McBride juga membandingkan dakwaan terhadap keduanya dengan proses hukum yang ia sebut sedang dihadapi Presiden AS Donald Trump, yang menurutnya merupakan “a ‘witch hunt’”. Ia menilai upaya ekstradisi ini sebagai “political kidnapping”.

Ketika ditanya mengenai perkiraan waktu proses ekstradisi, McBride mengestimasi “around 60 days” sebelum persidangan berlangsung lebih lanjut.

Mungkinkah ekstradisi ditolak?

Associate Professor Gemma Davies dari Durham Law School menjelaskan bahwa perjanjian AS–Inggris memuat klausul yang dapat menghambat ekstradisi untuk tindak pidana yang bersifat politis. Dalam pandangan Davies, pengacara Tate dapat berupaya menyatakan bahwa tuduhan yang dilayangkan memiliki motif politis.

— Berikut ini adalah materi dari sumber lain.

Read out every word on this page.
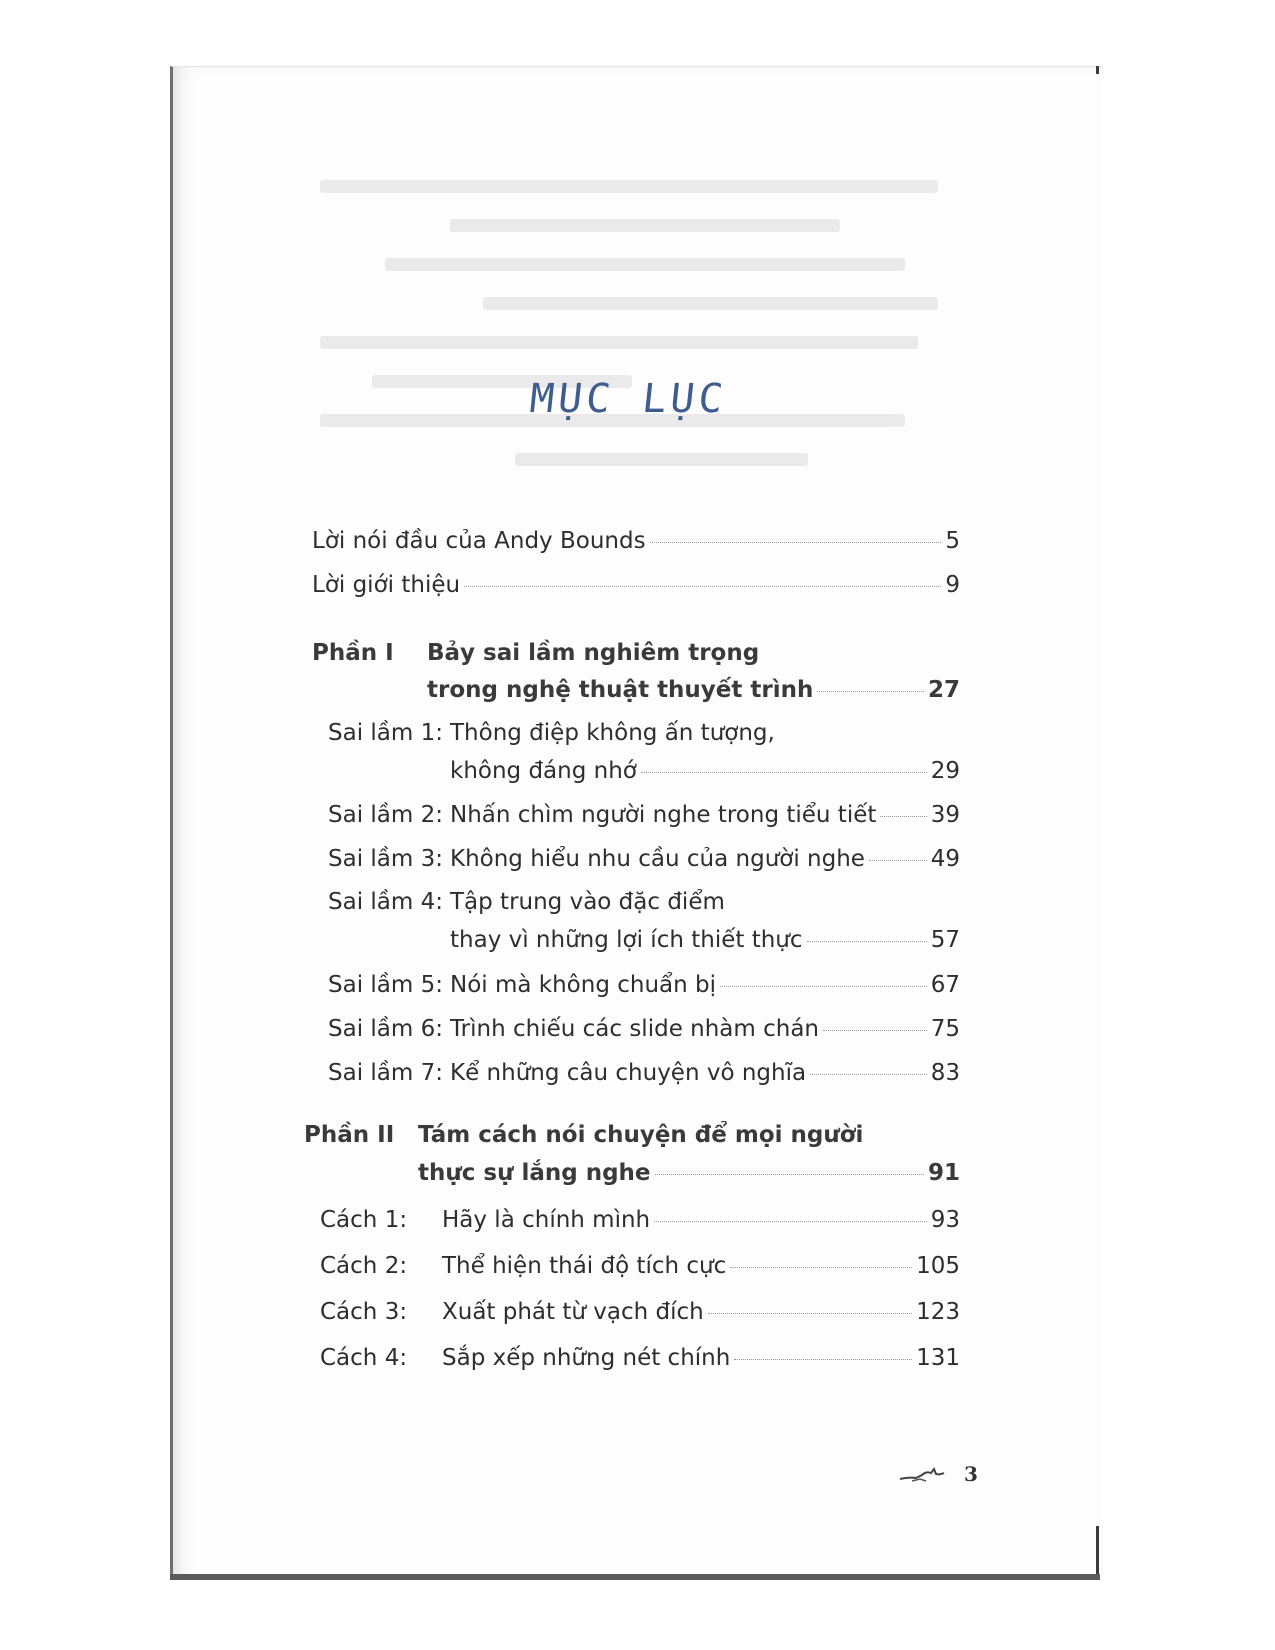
MỤC LỤC
Lời nói đầu của Andy Bounds	5
Lời giới thiệu	9
Phần I Bảy sai lầm nghiêm trọng
trong nghệ thuật thuyết trình	27
Sai lầm 1: Thông điệp không ấn tượng,
không đáng nhớ	29
Sai lầm 2: Nhấn chìm người nghe trong tiểu tiết 39
Sai lầm 3: Không hiểu nhu cầu của người nghe	49
Sai lầm 4: Tập trung vào đặc điểm
thay vì những lợi ích thiết thực	57
Sai lầm 5: Nói mà không chuẩn bị	67
Sai lầm 6: Trình chiếu các slide nhàm chán	75
Sai lầm 7: Kể những câu chuyện vô nghĩa	83
Phần II Tám cách nói chuyện để mọi người
thực sự lắng nghe	91
Cách 1:	Hãy là chính mình	93
Cách 2:	Thể hiện thái độ tích cực	105
Cách 3:	Xuất phát từ vạch đích	123
Cách 4:	Sắp xếp những nét chính	131
3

Namun Davies menegaskan bahwa penolakan ekstradisi dengan alasan tersebut sangat jarang terjadi. Ia menambahkan bahwa standar penilaiannya tinggi, dan bahwa penolakan “relatively rare” karena adanya hubungan kerja yang kuat antara otoritas kedua negara serta sistem peradilan pidana yang relatif sejenis.

Menurut Davies, ekstradisi antara Inggris dan AS “cukup umum”, sehingga secara praktik hukum mekanismenya telah sering ditempuh dan dipahami. Karena itu, penolakan dipandang menjadi pengecualian, bukan skenario utama.

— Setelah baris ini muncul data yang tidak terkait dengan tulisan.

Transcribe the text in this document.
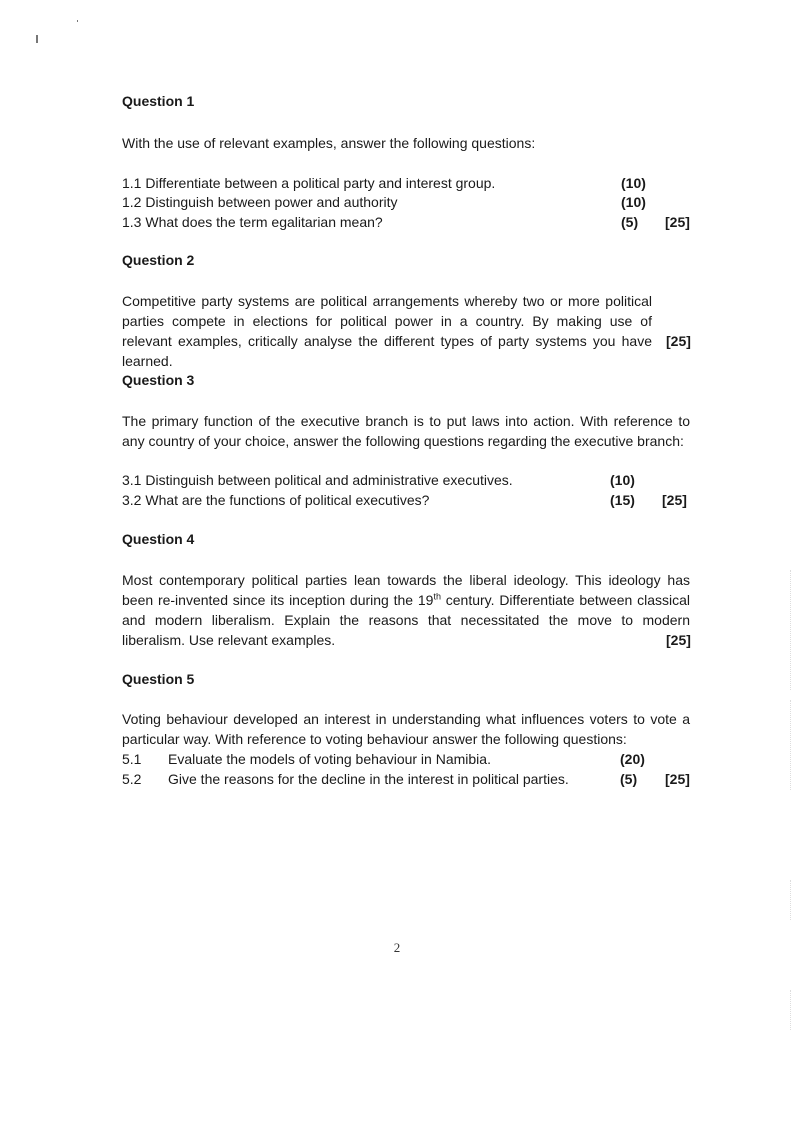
Question 1
With the use of relevant examples, answer the following questions:
1.1 Differentiate between a political party and interest group.	(10)
1.2 Distinguish between power and authority	(10)
1.3 What does the term egalitarian mean?	(5) [25]
Question 2
Competitive party systems are political arrangements whereby two or more political parties compete in elections for political power in a country. By making use of relevant examples, critically analyse the different types of party systems you have learned.
[25]
Question 3
The primary function of the executive branch is to put laws into action. With reference to any country of your choice, answer the following questions regarding the executive branch:
3.1 Distinguish between political and administrative executives.	(10)
3.2 What are the functions of political executives?	(15) [25]
Question 4
Most contemporary political parties lean towards the liberal ideology. This ideology has been re-invented since its inception during the 19th century. Differentiate between classical and modern liberalism. Explain the reasons that necessitated the move to modern liberalism. Use relevant examples.	[25]
Question 5
Voting behaviour developed an interest in understanding what influences voters to vote a particular way. With reference to voting behaviour answer the following questions:
5.1 Evaluate the models of voting behaviour in Namibia.	(20)
5.2 Give the reasons for the decline in the interest in political parties.	(5) [25]
2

Di sisi lain, Bill Bowring, Emeritus Professor of Law di Birkbeck College, University of London, menyebut bahwa proses yang sedang berjalan di Rumania menjadi kendala besar. Ia menyatakan belum melihat jawaban yang memadai atas alasan CPS kini mengejar ekstradisi dari AS setelah pengadilan Rumania pada 2024 memutuskan bahwa keduanya hanya bisa diekstradisi dari negara tersebut setelah perkara terpisah mereka selesai.

BBC juga mengajukan permintaan komentar kepada CPS terkait sikap mereka mengenai proses di Rumania. Davies menambahkan bahwa bila CPS berhasil, proses ekstradisi tetap bisa memakan waktu berbulan-bulan, dan bila ada upaya banding, penundaan bisa mencapai sekitar satu tahun atau lebih.